Dan pertanyaan terakhir dari mahasiswa Unindra mengenai kasus bom bunuh diri mengatasnamakan agama?. Dengan tegas KH. Ma’arif, MA menjawab, hal tersebut jelas adalah kesalahan.
“Kalau ada orang yang melakukan bom bunuh diri yang mengatasnamakan agama, sudah pasti tidak benar. Karena tidak ada agama yang mengajarkan bom bunuh diri dan mencelakakan orang. Itu terjadi kesalahpahaman dalam menafsirkan ajaran agamanya. Ini sudah pasti tidak benar,” tegasnya.
Demikian juga dengan Fransiskus Dwikoco, yang menyebut hal tersebut pasti tindakan oknum.
“Orang seperti inilah yang salah, ini adalah oknum. Ini yang salah pasti orangnya bukan ajaran agamanya,” sebutnya.

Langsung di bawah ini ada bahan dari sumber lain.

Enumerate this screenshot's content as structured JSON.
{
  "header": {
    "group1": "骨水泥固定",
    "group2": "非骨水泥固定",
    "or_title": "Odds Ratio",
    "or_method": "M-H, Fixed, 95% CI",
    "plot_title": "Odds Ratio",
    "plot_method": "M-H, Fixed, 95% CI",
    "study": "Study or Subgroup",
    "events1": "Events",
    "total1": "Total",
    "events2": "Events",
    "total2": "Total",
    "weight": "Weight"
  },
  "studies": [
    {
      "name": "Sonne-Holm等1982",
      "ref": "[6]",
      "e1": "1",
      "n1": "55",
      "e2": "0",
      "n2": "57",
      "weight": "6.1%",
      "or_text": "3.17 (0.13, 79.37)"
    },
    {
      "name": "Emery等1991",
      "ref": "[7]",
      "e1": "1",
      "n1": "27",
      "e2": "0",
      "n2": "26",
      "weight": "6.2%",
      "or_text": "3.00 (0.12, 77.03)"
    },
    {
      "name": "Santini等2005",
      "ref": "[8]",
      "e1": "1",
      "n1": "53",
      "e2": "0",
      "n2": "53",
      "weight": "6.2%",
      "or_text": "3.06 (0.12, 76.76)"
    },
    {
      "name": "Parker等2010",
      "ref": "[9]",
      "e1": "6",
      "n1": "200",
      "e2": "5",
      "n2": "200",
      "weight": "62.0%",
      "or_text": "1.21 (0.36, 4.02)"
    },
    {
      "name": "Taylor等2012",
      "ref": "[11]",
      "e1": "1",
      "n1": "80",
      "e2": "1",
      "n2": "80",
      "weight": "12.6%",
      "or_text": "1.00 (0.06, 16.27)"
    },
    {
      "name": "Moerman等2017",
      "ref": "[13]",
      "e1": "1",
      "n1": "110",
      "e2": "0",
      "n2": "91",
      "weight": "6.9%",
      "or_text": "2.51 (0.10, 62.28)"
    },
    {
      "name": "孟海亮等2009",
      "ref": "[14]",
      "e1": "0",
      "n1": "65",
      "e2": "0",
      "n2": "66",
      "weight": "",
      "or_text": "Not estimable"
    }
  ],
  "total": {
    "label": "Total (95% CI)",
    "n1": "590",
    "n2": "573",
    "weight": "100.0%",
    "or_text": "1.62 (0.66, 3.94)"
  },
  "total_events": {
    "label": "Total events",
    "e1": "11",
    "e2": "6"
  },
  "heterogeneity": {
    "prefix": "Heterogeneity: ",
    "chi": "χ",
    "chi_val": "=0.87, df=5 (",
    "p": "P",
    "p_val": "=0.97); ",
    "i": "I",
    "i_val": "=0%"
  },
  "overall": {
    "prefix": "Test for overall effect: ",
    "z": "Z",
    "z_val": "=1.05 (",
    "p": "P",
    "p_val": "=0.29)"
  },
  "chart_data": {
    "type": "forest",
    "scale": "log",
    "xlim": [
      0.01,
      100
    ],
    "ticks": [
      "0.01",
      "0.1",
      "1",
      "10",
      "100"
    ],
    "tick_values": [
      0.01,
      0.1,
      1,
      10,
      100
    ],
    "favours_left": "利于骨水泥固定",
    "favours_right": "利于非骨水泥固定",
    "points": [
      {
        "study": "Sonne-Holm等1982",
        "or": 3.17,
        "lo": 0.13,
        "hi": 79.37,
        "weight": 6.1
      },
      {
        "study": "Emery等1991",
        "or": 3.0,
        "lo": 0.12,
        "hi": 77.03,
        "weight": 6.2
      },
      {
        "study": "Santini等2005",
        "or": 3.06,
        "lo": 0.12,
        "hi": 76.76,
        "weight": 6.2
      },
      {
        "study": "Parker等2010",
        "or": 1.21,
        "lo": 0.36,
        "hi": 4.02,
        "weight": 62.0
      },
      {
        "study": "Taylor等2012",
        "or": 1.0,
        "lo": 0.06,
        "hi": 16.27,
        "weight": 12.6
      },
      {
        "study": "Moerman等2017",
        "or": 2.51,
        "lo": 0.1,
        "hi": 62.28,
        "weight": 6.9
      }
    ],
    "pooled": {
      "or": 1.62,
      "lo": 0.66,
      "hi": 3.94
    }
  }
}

Pdt. Hosea Sudarna, S.th juga menyatakan bahwa, ini sudah pasti tidak benar.
”Ini memang perlu ditolong, perlu diluruskan pemahamannya. Hidup ini kan bukan kita yang punya, tuhan yang memberikan kehidupan. Jelas ini adalah salah. Dimana letaknya mengasihi diri sendiri,” pungkasnya.
I Ketut Wartika mengatakan agama itu tidak perlu dimoderasikan, karena agama sudah moderat. Yang perlu di moderasi cara kita melaksanakan agama itu sendiri.
“Kita ini negara besar, sumber alam kita banyak, hanya kemampuan kita yang belum maksimal. Kita harus hati-hati, banyak negara yang mengincar kita dengan cara memecah belah kita. Ini yang harus kita sadari. Persatuan kita mau dihancurkan. Kita harus menjaga NKRI” pesan I Ketut Wartika.
Dan terakhir, Alvin Septian Virdya menjelaskan bahwa semua agama itu mengajarkan hal hal yang baik. Tapi kalau pikiran kita tersesat, maka bisa berbuat sesuatu yang salah.
“Maka seorang kungchu selalu damai dalam menerima firman, sedangkan orang yang rendah budi melakukan perbuatan sesat untuk memuaskan nafsunya sendiri. Bisa dibilang orang yang melakukan bom bunuh diri, adalah egois dan merugikan orang lain, Sebagai orang beragama, kita harus bisa menerima firman. Tapi bukan untuk memuaskan ego sendiri,” pungkasnya. [***]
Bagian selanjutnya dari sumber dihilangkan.